Over the last couple of years, E-cigs or electronic cigarettes have won ground over the traditional cigarette or rolling tobacco. Subsequently, there have been a lot of marketing campaigns, all of the promoting the benefits of vaping over smoking. They were also careful to stress out the fact that E-cigs are less harmful to our lungs than tobacco.
And to our amazement, large numbers of smokers jumped in to buy themselves these marvels of technology. The piece might be a little expensive, but the nicotine cartridges are quite cheap and you can basically find them anywhere. Moreover, most companies would suggest that E-cigs are the first step a smoker can take in order to quit because these devices can actually allow you to set the level of nicotine you want to inhale.
Well, it would seem that the tables have turned in the case of E-cigs. Apart from the fact that many health NGOs have pooled their resources into banning E-cig related ads, it would seem that every day a new study comes out saying that E-cigs are as bad for our health than tobacco.

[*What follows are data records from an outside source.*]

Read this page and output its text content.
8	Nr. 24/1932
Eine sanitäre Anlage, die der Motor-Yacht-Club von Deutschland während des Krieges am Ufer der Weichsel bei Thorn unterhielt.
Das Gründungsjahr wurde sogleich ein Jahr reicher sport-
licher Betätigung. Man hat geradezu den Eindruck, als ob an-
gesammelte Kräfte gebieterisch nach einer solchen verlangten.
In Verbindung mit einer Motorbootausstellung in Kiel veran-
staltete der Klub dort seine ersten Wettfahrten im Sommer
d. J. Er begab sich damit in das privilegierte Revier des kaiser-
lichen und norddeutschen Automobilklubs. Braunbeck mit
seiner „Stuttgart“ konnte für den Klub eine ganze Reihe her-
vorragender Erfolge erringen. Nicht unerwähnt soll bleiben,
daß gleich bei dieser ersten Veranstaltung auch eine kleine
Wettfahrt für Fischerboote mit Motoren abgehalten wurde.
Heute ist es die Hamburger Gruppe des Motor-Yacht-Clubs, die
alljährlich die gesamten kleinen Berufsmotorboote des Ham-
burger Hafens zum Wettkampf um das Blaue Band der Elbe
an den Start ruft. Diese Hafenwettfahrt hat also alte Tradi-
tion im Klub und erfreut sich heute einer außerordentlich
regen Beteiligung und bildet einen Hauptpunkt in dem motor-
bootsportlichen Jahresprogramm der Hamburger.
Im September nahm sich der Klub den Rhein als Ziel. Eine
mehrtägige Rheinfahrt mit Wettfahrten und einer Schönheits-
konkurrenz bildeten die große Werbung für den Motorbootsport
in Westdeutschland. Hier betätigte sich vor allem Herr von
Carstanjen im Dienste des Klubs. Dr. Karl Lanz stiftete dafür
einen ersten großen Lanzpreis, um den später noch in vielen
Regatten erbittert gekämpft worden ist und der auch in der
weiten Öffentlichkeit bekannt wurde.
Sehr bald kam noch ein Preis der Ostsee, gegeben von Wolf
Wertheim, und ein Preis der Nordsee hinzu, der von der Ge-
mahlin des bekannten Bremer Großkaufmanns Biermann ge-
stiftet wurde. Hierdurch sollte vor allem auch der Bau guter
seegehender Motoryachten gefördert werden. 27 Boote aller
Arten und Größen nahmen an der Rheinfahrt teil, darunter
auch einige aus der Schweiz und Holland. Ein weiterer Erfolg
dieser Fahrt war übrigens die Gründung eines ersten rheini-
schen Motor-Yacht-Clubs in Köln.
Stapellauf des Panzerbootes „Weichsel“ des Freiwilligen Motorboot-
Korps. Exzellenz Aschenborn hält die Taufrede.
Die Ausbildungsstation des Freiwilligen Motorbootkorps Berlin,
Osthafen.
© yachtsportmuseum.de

A new study performed by a team of ressearchers from the Roswell Park Cancer Institute has revealed that cherry-flavored E-cigs can irk your windpipe. It would seem that the cartridges containing cherry-flavored products contain high levels of a substance called benzaldehyde.
According to the scientists, high concentrations of benzaldehyde can irritate our airways, producing irreparable damage.
The scientists also pointed out that the compound is also used to manufacture cosmetics and foods. But it would seem that the compound is harmless if it is applied to the skin or ingested. However, recent experiments performed on human and animals have proven that if the compound is inhaled or vaped it can irritate the airways.
In order to see the compound in action, the scientists sampled no less than 145 nicotine products. By using a machine, they wanted to simulate the degree of exposure to benzaldehyde. The machine would take approximately 163 puff from each nicotine product, which is considered to be the average puff rate.
The scientists concluded that approximately 71 percent of the sampled products had benzaldehyde. Moreover, it would seem that the concentration of benzaldehyde in cherry-flavored E-cigs was 43 times higher than in other products.